When did Arabic enter into usage as a liturgical language among Christian Churches?
Arabic became a liturgical language in the 12th century.
The official language of Egypt is Arabic, and most Egyptians speak one of several vernacular dialects of that language. As is the case in other Arab countries, the spoken vernacular differs greatly from the literary language. Modern literary Arabic (often called Modern Standard Arabic or al-fuṣḥā, “clear” Arabic), which developed out of Classical, or medieval, Arabic, is learned only in school and is the lingua franca of educated persons throughout the Arab world. The grammar and syntax of the literary form of the language have remained substantially unchanged since the 7th century, but in other ways it has transformed in recent centuries. The modern forms of style, word sequence, and phraseology are simpler and more flexible than in Classical Arabic and are often directly derivative of English or French.
At the time of the Islamic conquest, the Coptic language, a latter incarnation of the ancient Egyptian language, was the medium of both religious and everyday life for the mass of the population. By the 12th century, however, Arabic had come into common use even among Christian Copts, whose former tongue continued only as a liturgical language for the Coptic Orthodox Church.
Copts are far and away the largest Christian denomination in the country. In language, dress, and way of life they are indistinguishable from Muslim Egyptians; their church ritual and traditions, however, date from before the Arab conquest in the 7th century. Ever since it broke with the Eastern Church in the 5th century, the Coptic Orthodox Church has maintained its autonomy, and its beliefs and ritual have remained basically unchanged. The Copts have traditionally been associated with certain handicrafts and trades and, above all, with accountancy, banking, commerce, and the civil service; there are, however, rural communities that are wholly Coptic, as well as mixed Coptic-Muslim villages. The Copts are most numerous in the middle Nile valley governorates of Asyūṭ, Al-Minyā, and Qinā. About one-fourth of the total Coptic population lives in Cairo. - Languages (ENCYCLOPÆDIA BRITANNICA)
Samn's response to this question leads one to believe that Arabic as a liturgical language stated in the 8th century. However that is easily refuted for a later date as the following article clearly demonstrates: The identity and witness of Arab pre-Islamic Arab Christianity: The Arabic language and the Bible.
Because of these two problems, no Arab Eusebius and no clear definition of arabness, we have difficulty in uncovering the story of the Arabs, and especially the Arab Christians, from their own perspective in antiquity.
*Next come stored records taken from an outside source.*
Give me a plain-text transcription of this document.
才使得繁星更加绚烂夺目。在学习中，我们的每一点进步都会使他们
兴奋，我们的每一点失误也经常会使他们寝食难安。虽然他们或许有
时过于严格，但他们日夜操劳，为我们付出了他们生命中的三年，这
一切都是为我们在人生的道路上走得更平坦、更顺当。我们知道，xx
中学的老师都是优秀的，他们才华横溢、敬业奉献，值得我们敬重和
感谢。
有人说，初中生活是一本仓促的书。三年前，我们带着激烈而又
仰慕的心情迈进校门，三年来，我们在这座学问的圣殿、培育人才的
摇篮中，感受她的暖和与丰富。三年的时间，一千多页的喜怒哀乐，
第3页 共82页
It is not until the 6th century that we find Arabs using the Arabic script to leave any form of cultural self-identification. The poetry of pre-Islamic Arabs is the first genre of indigenous literature where the history of the Arabs can be gleaned from their own perspective; and even so, most of the collections of these 6th century poets are the result of 8th century editors (Hoyland 2001:212-220).The general murkiness of the historical sources on the Arabs is difficult enough, let alone our inquiry into what Arab Christianity actually signifies. Nevertheless, if we look closely we find the evidence.
The middle of the 7th century created unique problems for the development and use of a public Arab Christian text. As Kenneth Cragg famously wrote, Arab Christians are linguistically defined by a language that is 'bound over to the Qur'an' (Cragg 1991:65). To put it another way, as the Qur'an has served as the standard of the Arabic language since its own binding, Arab Christians have had to engage in their own self-discovery of what it means to be Arab apart from the arabnessof the Qur'an. For some Arab Christians this has meant upholding the Islamic tradition as one important Arab cultural legacy. For others it has meant jettisoning the Arab veneer and looking for the pre-Islamic identities of the Phoenicians or Pharaohs. At other points in history, Arab Christians have tried to define their Arabness as an imperial imposition that has been forced upon their previous own cultural identities.
Thus it was only after the appearance of the Qur'an that Christians truely started writing in Arabic for apologetics and scriptural purposes. Its' use as a liturgical language was much later.